– di Michela Moramarco –
I Sanlevigo sono una band romana che ha da poco pubblicato l’album “Un giorno all’alba”, di cui vi avevamo parlato qui. La band si esibirà il 4 giugno in un suggestivo live a Largo Venue.
Per saperne di più abbiamo scambiato quattro battute con i componenti della band Sanlevigo.
Il vostro nuovo album si intitola “Un giorno all’alba” ed è caratterizzato da una narrazione che segue un climax discendente che parte dai sogni, affronta i ricordi e arriva ai pensieri. Come è nato questo immaginario?
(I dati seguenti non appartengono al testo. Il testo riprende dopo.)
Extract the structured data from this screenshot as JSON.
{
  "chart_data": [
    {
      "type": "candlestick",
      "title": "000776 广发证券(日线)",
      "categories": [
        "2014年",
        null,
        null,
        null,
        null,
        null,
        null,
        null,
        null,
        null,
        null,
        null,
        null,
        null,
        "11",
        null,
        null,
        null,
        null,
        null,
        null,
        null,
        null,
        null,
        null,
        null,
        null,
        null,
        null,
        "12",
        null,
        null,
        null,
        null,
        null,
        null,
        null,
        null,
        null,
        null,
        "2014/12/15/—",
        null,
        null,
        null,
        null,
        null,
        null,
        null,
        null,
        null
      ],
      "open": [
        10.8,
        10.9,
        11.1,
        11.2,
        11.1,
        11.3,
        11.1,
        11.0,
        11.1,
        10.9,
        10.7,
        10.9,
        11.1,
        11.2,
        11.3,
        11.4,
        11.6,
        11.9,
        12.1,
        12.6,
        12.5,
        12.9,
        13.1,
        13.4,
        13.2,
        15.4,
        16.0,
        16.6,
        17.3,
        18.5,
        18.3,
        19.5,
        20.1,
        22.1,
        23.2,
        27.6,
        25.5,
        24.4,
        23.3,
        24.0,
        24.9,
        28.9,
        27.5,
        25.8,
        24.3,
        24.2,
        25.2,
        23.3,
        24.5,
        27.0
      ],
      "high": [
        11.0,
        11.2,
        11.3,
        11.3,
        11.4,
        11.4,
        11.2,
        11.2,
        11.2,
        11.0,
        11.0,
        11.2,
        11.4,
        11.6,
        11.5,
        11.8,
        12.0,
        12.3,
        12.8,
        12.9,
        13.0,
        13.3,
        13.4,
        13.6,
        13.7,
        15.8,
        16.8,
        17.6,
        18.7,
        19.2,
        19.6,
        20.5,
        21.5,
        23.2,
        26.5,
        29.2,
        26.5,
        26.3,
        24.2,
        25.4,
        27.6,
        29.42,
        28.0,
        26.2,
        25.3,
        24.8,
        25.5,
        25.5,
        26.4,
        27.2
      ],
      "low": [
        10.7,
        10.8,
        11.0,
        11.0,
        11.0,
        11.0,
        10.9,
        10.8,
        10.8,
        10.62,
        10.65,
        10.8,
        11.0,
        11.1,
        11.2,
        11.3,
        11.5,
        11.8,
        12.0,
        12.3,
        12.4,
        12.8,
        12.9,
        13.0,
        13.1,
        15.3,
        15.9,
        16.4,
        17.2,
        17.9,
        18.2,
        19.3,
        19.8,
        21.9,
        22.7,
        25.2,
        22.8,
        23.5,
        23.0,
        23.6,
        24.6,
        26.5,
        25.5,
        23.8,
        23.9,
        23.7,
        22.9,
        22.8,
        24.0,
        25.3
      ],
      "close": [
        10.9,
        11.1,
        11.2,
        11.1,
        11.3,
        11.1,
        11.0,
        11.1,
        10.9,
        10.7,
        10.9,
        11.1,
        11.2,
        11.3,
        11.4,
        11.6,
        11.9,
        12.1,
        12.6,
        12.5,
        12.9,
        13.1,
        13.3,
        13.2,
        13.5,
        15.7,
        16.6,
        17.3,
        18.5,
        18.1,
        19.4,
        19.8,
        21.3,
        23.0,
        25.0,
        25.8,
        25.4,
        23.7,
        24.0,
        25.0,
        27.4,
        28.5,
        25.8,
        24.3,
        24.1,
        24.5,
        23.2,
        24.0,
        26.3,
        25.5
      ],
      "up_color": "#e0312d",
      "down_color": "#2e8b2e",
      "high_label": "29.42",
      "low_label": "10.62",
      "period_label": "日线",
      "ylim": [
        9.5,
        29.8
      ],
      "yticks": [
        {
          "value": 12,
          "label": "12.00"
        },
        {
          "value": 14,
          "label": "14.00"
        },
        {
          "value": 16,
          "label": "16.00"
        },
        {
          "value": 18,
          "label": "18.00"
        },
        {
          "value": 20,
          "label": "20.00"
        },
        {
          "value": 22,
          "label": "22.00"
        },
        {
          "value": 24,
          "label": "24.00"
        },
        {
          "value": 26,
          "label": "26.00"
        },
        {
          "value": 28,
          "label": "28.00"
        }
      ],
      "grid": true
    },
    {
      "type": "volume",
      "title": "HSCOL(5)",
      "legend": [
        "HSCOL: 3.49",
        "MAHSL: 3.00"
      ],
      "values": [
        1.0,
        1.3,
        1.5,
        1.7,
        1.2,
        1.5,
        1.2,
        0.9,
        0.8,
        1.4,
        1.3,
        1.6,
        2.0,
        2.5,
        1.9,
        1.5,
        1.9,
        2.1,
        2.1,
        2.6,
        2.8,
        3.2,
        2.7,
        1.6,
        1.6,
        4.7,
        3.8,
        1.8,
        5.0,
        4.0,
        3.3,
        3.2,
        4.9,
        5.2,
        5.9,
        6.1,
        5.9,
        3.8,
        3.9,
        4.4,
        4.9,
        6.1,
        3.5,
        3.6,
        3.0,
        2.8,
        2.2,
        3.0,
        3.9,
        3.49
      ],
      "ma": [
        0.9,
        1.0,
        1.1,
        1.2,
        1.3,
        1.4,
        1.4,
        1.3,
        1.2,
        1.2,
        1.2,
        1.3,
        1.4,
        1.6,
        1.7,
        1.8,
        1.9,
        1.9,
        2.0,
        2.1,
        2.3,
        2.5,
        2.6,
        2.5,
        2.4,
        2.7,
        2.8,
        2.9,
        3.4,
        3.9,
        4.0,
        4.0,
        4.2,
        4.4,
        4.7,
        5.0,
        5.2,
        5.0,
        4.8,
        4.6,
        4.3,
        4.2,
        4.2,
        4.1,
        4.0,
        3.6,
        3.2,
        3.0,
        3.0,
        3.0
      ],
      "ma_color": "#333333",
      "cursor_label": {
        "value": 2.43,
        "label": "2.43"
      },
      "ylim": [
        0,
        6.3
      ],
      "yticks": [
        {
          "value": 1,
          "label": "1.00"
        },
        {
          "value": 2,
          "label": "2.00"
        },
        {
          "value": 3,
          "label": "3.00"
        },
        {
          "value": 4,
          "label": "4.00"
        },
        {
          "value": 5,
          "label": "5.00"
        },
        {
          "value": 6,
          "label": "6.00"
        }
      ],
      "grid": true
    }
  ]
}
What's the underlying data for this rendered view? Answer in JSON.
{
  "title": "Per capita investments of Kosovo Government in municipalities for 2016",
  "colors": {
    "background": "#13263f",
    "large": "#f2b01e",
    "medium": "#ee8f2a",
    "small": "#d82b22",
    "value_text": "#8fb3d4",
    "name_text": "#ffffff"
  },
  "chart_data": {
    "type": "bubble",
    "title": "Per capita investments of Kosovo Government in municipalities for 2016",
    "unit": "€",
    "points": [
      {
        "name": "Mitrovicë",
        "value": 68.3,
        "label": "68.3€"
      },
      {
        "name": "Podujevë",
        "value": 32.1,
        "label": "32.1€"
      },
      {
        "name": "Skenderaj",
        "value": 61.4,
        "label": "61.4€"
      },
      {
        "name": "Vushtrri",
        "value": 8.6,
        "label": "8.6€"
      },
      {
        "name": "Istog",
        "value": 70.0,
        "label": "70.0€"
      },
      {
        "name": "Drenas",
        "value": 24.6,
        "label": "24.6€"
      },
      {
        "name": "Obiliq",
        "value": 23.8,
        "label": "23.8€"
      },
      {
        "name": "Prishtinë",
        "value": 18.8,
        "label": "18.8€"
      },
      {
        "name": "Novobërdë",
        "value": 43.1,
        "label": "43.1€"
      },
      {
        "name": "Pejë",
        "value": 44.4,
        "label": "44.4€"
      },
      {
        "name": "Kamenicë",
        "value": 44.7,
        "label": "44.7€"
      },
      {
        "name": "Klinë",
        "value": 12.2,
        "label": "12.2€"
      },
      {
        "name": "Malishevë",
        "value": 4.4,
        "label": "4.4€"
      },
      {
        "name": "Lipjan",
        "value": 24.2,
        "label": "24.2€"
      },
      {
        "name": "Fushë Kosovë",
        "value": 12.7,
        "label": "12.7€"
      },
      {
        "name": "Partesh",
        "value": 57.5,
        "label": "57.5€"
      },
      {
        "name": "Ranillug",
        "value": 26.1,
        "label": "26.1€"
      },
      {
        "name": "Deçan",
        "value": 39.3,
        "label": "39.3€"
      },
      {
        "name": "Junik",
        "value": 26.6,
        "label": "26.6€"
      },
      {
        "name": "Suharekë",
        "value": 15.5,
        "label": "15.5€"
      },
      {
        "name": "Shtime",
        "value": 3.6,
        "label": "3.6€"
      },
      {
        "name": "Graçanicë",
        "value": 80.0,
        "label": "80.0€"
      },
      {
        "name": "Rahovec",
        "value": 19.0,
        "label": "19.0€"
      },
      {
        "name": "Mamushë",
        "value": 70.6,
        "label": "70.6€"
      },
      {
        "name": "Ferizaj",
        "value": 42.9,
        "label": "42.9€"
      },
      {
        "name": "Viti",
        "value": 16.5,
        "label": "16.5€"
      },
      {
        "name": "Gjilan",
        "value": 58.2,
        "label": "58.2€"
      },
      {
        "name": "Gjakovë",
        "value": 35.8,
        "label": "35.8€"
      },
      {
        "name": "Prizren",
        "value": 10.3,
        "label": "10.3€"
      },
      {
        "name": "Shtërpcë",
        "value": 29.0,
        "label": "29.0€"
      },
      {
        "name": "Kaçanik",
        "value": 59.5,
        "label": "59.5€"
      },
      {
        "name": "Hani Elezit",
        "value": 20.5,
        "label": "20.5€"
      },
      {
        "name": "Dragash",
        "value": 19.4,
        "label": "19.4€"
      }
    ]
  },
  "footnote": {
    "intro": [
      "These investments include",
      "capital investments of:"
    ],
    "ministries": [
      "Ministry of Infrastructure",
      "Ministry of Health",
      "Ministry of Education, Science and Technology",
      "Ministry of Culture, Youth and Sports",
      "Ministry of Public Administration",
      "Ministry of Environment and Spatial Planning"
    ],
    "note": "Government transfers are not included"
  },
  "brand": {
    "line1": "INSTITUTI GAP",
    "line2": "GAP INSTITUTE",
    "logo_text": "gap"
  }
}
L’espressione “Un giorno all’alba” fa parte del primo brano, nonché la seconda traccia dell’album; il brano in questione si intitola “Le mie ombre” ed è un brano che, come band, abbiamo composto un bel po’ di tempo fa: è una delle tracce con cui i Sanlevigo hanno iniziato questa piccola avventura. Poi c’è l’idea dell’alba che è un elemento ricorrente nel disco. Si può dire che ogni brano parla di una piccola esperienza che ha vissuto ciascuno di noi, nelle relazioni, ma non solo. Di fatto questi brani inizialmente non li avevamo pensati per un vero e proprio concept album, ma col tempo ci siamo accorti che c’era un filo rosso nella narrazione e abbiamo deciso di portarne avanti la scrittura.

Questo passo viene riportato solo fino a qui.